Warning before you read this ... I'm in a tough place right now and this will probably not be pretty at all.
I just want my life to be normal again. I don't really want a new normal. I just want my baby girl to be alright! And yes, I want her to be hormal. It's so hard to lay down the dreams that I had for her ... for our family ... and for what our life would look like with 6 children. I've always admired others who went through such struggles and had amazing faith and testimony as a result of it. I never wanted to be one of those with a story to tell though. Sounds shallow I know - but it is the truth.
Now that I'm in the midst of the biggest struggle I've faced yet, I just hope that God can do something with me. Redeem me in some way. I know He can do it - it is just wondering if I'm able to let Him do the work in me that He wants to do.

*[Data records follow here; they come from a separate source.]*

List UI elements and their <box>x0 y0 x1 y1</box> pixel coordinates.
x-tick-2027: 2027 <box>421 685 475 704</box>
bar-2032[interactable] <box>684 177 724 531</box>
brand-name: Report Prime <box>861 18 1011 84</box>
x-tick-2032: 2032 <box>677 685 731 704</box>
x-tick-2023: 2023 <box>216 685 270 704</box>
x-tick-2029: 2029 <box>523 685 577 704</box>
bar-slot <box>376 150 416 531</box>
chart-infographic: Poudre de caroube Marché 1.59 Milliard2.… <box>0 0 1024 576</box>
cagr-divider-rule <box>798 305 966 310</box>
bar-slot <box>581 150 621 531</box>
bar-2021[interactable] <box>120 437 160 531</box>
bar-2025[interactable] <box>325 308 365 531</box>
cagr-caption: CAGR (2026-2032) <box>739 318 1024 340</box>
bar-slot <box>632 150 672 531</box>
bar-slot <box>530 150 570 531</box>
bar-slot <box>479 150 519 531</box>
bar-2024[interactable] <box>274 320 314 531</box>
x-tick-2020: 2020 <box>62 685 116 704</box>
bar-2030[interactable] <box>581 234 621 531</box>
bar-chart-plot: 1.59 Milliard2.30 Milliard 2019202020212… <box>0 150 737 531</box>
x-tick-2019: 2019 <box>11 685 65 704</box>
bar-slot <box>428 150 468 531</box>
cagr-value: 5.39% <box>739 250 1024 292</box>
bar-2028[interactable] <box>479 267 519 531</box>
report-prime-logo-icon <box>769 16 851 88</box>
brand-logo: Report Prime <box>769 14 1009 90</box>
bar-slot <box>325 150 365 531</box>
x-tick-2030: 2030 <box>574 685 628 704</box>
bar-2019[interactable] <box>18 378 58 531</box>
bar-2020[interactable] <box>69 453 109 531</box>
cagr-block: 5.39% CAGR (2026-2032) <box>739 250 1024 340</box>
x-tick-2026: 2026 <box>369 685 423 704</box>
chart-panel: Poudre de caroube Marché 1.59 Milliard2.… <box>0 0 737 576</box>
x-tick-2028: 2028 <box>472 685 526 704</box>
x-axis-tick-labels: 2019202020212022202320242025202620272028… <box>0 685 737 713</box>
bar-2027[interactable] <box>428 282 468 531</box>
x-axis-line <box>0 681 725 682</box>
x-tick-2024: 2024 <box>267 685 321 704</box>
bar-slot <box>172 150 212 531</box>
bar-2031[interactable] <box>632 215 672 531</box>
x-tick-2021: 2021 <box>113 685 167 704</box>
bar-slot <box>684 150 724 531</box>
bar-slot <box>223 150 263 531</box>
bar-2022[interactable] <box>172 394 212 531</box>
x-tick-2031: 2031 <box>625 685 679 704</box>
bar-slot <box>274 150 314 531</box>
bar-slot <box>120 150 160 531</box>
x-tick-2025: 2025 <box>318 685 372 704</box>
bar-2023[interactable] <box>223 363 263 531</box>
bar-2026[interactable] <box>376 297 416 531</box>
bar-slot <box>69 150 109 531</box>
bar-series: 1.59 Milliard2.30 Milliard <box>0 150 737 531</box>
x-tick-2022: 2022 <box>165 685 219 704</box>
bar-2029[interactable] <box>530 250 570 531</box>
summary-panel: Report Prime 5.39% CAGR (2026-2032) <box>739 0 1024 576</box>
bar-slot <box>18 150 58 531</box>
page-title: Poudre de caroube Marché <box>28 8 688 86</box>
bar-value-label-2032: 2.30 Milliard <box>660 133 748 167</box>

I long for the days when a tough day was dealing with bickering, messes and things not going according to my plans. I don't want to have medical equipment in my bedroom. I don't want to know my way around a children's hospital. I don't want to be counting ounces and measuring time by feedings and pumpings. I don't want to have to wake a baby to feed her because she doesn't wake to ask for food herself. I don't want to be sequestered in my home because the idea of my baby getting anything could be so damaging to her. I don't want to be waiting and waiting for the day when my baby is in such heart failture that she will require open heart surgery. I don't want to have to deal with special needs.
There ... all the things that I don't want to have to deal with. Does it sound so selfish? Like a lot of self-pity? I'm not really sure, but it is where I am right now.
I'm so very thankful for the encouragment of others and know that I'd be in a much worse place without that. It's hard to even let people know how to help - I really dont' know. I just know that this is a hard place. One I never wanted to visit. One that I hope I emerge from better than I am now.
Help me Father. This load is so heavy.